Sin embargo, todo esto lo perdonamos porque tenemos en mente el cuadro completo, que después de una larga espera se estrenó la madrugada del viernes pasado en Netflix: “The Defenders”.

La nueva serie encaja a la perfección con los “shows” individuales de los cuatro defensores: empieza retomando a cada uno desde donde los vimos la última vez y los ensambla magistralmente para enfrentar al gran enemigo: La Mano (con Sigourney Weaver al mando), a quienes ya vimos en ocasiones pasadas y por lo tanto sabemos lo que les depara a los protagonistas.

La reunión de estos cuatro, y poco convencionales superhéroes, nos dejó con un gran sabor de boca. “The Defenders”, al mismo tiempo que mantiene su autenticidad, permite la evolución de cada uno de ellos por separado y nos deja enganchados: ansiosos por ver lo que sucederá con cada uno de ellos ahora que saben de la existencia de los otros, ahora que se han enfrentado a un enemigo más grande que cualquier otro.

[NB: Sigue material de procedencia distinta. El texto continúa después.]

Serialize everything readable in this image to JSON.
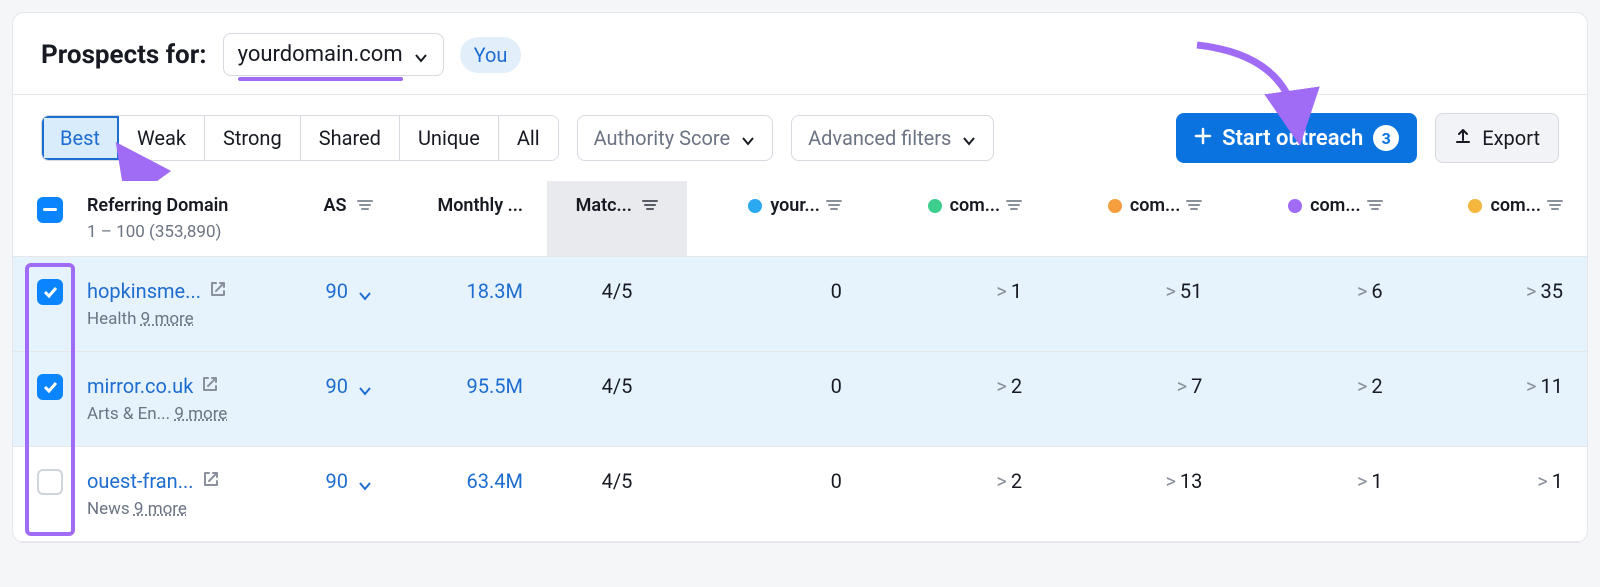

La trama se mueve como una ola: crece, primero de forma lenta hasta que siente cerca la orilla del mar y se prepara un gran final: una fantástica pelea y encuentros sentimentales que nos harán gritar y suspirar de la emoción. Las cámaras bailan en las escenas de acción y los colores, siempre de tono oscuro, nos permiten recordar que no estamos viendo una película PG-13 de Marvel (gracias, dios) sino una serie de Netflix que mantiene la libertad de ser más seria, macabra si se quiere, en sus temáticas.

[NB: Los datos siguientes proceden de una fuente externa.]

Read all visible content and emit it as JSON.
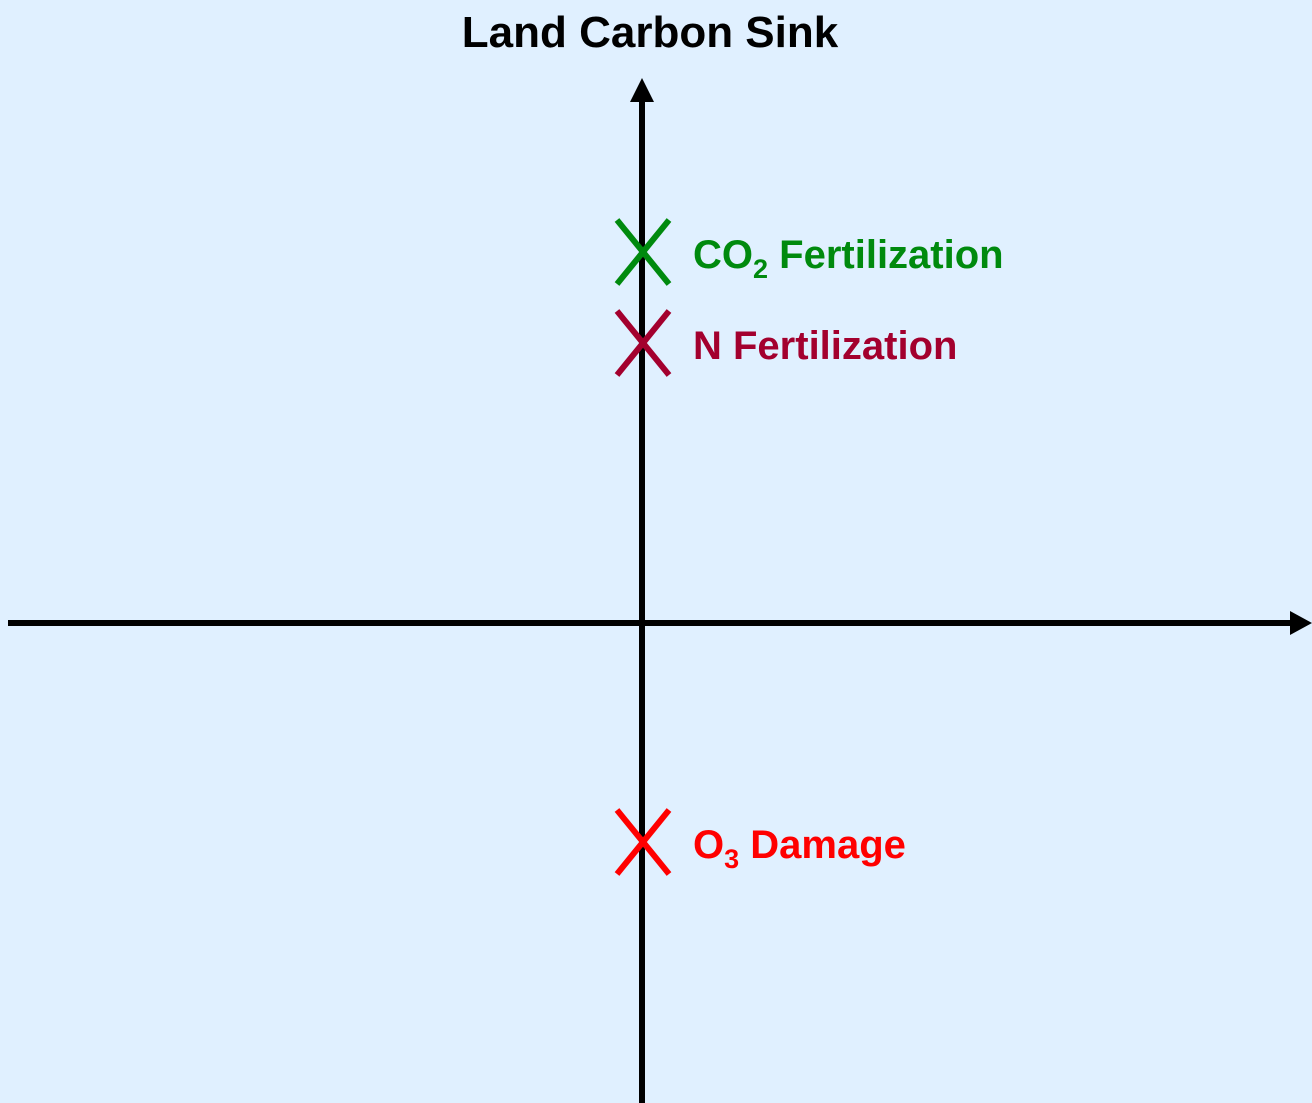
{
  "title": "Land Carbon Sink",
  "markers": [
    {
      "label": "CO",
      "subscript": "2",
      "suffix": " Fertilization",
      "color": "#008a0e"
    },
    {
      "label": "N Fertilization",
      "color": "#a3002e"
    },
    {
      "label": "O",
      "subscript": "3",
      "suffix": " Damage",
      "color": "#ff0000"
    }
  ]
}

Daredevil se lleva los aplausos, Jessica Jones nos recuerda que sí la extrañamos, Luke Cage no pierde la rectitud que le caracteriza en su camino como solista; y Danny Rand… bueno, él sigue siendo un niño complicado. Con todo esto, “The Defenders” nos ha cumplido y estamos felices. Podríamos decir mucho más sobre ésta pero, para qué arruinarlo. Disfrutemos, que de eso se trata.